Donnerstag, 07.07.2016, 23:27:42 :: Raudondvaris
Gestern war Litauischer Nationalfeiertag. Einer von dreien. Dieser hier bezieht sich auf den Gründungsmythos um König Mindaugas I.:
Mindaugas (deutsch Myndowen, polnisch Mendog, weißrussisch Міндоўг, Mindoug, russisch Миндовг, Mindowg), (* um 1203; †12. September 1263) regierte zwischen 1238 und 1263 als litauischer Fürst bzw. später Großfürst. Im Sommer 1253 erhielt er auf Veranlassung des Papstes Innozenz IV. sogar die Königskrone. Der Krönungstag ist heute ein offizieller Feiertag in Litauen.[1] Um dies zu ermöglichen, wurde dieser auf den 6. Juli 1253 festgelegt.
– Wikipedia
Ich habe seit 1995, als ich erstmals nach Litauen kam, das Gefühl, dass die nationale Identität in den Baltischen Staaten eine enorme Bedeutung hat; anders hätten sie als derart kleine Völker die ständige Fremdherrschaft und das Hin- und Hergeschiebe nicht überlebt. Das – und nicht nur das – haben sie mit den Griechen gemein. Vielleicht war das Zusammentreffen der Litauer und der Griechen im 14. bis 16. Jahrhundert an den Gestaden des Schwarzen Meeres da irgendwie befruchtend…

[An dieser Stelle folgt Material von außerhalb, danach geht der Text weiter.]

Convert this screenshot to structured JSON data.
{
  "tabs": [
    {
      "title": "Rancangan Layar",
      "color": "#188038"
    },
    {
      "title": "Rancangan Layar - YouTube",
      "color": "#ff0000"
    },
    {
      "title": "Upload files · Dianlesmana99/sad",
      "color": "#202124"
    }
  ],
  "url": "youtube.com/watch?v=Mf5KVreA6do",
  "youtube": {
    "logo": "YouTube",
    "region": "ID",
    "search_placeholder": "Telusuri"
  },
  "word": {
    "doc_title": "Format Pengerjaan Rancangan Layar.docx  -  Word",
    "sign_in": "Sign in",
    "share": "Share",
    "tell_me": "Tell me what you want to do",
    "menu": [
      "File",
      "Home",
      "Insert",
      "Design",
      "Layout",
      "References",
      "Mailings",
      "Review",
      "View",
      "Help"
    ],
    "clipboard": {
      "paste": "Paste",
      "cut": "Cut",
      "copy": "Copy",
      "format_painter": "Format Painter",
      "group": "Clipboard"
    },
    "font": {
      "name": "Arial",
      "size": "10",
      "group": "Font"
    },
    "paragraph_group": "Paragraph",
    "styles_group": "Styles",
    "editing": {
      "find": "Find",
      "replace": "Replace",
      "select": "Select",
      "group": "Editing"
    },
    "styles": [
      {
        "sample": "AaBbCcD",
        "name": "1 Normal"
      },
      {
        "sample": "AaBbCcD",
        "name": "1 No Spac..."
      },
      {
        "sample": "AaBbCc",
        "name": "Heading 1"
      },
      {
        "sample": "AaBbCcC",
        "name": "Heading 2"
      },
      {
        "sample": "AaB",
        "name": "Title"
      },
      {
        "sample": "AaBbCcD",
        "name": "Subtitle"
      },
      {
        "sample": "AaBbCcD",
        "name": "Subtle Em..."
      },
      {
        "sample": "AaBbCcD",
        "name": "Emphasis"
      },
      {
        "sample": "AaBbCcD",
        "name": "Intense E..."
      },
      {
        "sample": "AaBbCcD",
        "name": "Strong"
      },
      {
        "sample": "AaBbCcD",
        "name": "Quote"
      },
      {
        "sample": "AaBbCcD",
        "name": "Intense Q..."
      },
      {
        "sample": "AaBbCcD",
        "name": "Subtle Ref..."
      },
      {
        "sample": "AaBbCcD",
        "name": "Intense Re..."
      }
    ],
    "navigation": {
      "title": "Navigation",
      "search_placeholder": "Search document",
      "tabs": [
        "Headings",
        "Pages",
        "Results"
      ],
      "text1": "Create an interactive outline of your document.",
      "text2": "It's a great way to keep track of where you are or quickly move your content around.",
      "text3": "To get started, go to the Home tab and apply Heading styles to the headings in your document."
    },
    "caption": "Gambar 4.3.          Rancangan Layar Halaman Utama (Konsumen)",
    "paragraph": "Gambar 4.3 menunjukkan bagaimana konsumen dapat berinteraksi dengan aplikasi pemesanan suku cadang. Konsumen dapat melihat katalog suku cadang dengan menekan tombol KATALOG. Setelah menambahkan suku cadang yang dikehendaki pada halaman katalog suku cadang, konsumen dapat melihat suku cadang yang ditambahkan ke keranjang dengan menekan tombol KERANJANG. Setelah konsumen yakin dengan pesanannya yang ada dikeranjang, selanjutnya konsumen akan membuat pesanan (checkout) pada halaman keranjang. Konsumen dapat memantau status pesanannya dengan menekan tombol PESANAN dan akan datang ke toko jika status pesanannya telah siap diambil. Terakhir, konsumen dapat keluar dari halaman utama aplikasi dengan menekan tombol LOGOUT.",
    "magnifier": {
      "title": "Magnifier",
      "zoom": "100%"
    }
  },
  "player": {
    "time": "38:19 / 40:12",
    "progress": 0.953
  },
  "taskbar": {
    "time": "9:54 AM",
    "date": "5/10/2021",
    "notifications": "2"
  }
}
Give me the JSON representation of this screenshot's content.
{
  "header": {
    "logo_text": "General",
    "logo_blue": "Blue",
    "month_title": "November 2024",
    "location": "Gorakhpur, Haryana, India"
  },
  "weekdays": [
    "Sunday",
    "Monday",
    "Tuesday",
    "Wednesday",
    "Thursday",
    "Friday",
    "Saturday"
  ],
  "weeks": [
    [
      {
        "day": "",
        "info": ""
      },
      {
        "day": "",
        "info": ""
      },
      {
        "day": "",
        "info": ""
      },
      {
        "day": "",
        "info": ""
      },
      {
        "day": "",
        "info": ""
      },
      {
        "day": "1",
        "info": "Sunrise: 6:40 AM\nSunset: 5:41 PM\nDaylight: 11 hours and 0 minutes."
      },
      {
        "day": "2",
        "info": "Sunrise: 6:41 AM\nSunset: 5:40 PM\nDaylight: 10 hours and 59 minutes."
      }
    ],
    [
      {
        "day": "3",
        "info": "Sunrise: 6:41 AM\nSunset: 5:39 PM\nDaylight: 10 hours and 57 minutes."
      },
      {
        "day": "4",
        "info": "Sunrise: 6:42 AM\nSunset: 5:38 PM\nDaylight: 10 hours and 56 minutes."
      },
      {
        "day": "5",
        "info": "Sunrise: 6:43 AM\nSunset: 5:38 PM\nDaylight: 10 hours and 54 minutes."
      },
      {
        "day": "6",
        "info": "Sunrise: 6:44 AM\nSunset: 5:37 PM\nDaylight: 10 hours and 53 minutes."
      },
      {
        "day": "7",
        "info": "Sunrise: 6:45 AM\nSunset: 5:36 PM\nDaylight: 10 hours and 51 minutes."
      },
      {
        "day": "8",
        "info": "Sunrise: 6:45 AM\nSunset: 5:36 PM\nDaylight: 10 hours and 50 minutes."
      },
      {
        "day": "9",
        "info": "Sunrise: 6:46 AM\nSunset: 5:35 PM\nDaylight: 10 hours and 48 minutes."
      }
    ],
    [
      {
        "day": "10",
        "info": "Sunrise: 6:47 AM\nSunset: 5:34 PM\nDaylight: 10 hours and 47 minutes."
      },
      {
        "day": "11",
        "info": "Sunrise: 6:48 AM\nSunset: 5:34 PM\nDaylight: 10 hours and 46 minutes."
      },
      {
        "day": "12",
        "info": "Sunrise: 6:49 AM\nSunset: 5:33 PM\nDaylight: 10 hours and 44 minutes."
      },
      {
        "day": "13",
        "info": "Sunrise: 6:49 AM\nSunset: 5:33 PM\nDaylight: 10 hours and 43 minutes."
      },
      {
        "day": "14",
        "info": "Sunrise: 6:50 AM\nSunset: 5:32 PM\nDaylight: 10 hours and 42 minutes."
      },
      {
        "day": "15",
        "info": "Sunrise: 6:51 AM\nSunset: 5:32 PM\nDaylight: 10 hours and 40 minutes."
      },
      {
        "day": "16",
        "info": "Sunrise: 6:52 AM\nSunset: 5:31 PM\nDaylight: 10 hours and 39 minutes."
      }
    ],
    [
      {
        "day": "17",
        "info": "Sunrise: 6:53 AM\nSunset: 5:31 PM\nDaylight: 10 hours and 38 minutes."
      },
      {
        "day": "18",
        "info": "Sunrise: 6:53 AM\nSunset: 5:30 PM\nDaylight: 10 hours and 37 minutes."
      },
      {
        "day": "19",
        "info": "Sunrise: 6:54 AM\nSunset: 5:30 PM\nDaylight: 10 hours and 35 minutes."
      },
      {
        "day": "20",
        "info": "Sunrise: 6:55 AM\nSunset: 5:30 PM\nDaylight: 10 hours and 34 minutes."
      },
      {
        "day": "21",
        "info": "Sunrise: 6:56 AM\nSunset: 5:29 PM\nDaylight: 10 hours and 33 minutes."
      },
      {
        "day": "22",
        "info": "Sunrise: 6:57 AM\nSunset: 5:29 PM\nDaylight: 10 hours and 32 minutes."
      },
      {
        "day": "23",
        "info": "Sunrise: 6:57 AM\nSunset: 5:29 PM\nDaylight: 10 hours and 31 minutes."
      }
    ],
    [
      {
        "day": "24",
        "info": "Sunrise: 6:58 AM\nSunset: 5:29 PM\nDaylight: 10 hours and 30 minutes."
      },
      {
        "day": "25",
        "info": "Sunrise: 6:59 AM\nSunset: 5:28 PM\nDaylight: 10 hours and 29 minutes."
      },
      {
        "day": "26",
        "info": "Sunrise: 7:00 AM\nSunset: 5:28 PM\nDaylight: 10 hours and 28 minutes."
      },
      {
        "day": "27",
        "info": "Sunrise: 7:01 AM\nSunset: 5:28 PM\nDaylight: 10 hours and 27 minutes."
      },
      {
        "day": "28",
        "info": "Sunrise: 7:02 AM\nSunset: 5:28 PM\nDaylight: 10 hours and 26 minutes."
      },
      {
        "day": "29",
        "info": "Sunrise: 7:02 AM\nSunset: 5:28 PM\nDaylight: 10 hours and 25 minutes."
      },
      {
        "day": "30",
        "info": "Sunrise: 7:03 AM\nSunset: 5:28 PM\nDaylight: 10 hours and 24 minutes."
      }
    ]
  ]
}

Ich bin durch verschiedenste Beobachtungen und Erlebnisse eh‘ der Ansicht, die Litauer seien die Griechen des Nordens.
Sei’s drum. Gestern Abend um 18 Uhr war Auftaktveranstaltung der für das bis zum Wochenende dauernde Festprogramm und wir hatten das Glück, Karten geschenkt zu bekommen. Trotz des sich ankündigenden Unwetters pilgerten die Menschen jeden Alters und Geschlechts zum Vingio Parkas in Vilnius. (Facebook)
Auf seine Geschichte will ich mich hier nicht einlassen, es ist schwierig etwas zu finden, das nicht Litauisch ist. Jedenfalls ist es heute ein sehr schöner grosser Park mit einer monumentalen zentralen Konzertmuschel.
Nun muss man ausserdem wissen und bedenken, dass Litauer und Letten grosse Freunde des Gesangs sind. Sing- und Gesangveranstaltung in grosser Zahl finden überall mit immenser Beteiligung statt. Selbst als Flashmob mitten auf dem Wochenmarkt in Vilnius oder bei Familienfeiern – mit Inbrunst gesungen und geschunkelt wir immer und überall.
So auch heute und hier. Ich schätze die Teilnehmer der Chöre in der Muschel alleine auf drei bis vier Tausend; wenn das reicht.
Es wird eine Flamme feierlich entzündet, Fahnenträger alles Landesteile und Städte ziehen ein, ein/e Dirigent/in nach dem/r anderen versucht von einem hohen Podest vor der Muschel, die Chöre mit grosser Emotion und entsprechenden Gesten stimmlich im Takt zu halten; das klappt auch sehr gut, sie sind alle ja sangesgeübt.
Das Ganze findet natürlich unter Wolkenbergen statt, die über den Park hinweg ziehen und hin und wieder Regen ablassen. Die ganz grossen Wassermassen bleiben uns aber erspart, die wir nur mit unseren Regenschirmen auf der Bierbank sitzen. Die Litauer stört der Regen ja nicht wirklich. Alle packen ihre Regenhaut aus und wieder ein, klappen ebenfalls die Schirme auf und zu. Litauen heisst nicht umsonst Lietuva, »Regenland«…
William Altman, honorary consul for Lietuva/Lithuania in Houston, told me „Lietuva is Lithuanian for ‘land of the rain‘ as the country is very green and lush and gets significant rainfall each year.“ So why don’t we call it Rainland? There’s Iceland, Greenland, Switzerland, Swaziland and England, but I don’t think anybody is using Rainland.
– Quelle: Statesman: We say Lithuania…
Anmerkung: Vielleicht, weil man es dann mit »Rheinland« verwechselt…
Ich gestehe, zuweilen erinnert es mich an Massenveranstaltungen in Russland, China und in unserer unseligen Vergangenheit. Aber hier ist es eben eine lange, stete Tradition, wie gesagt, völlig unabhängig vom Alter.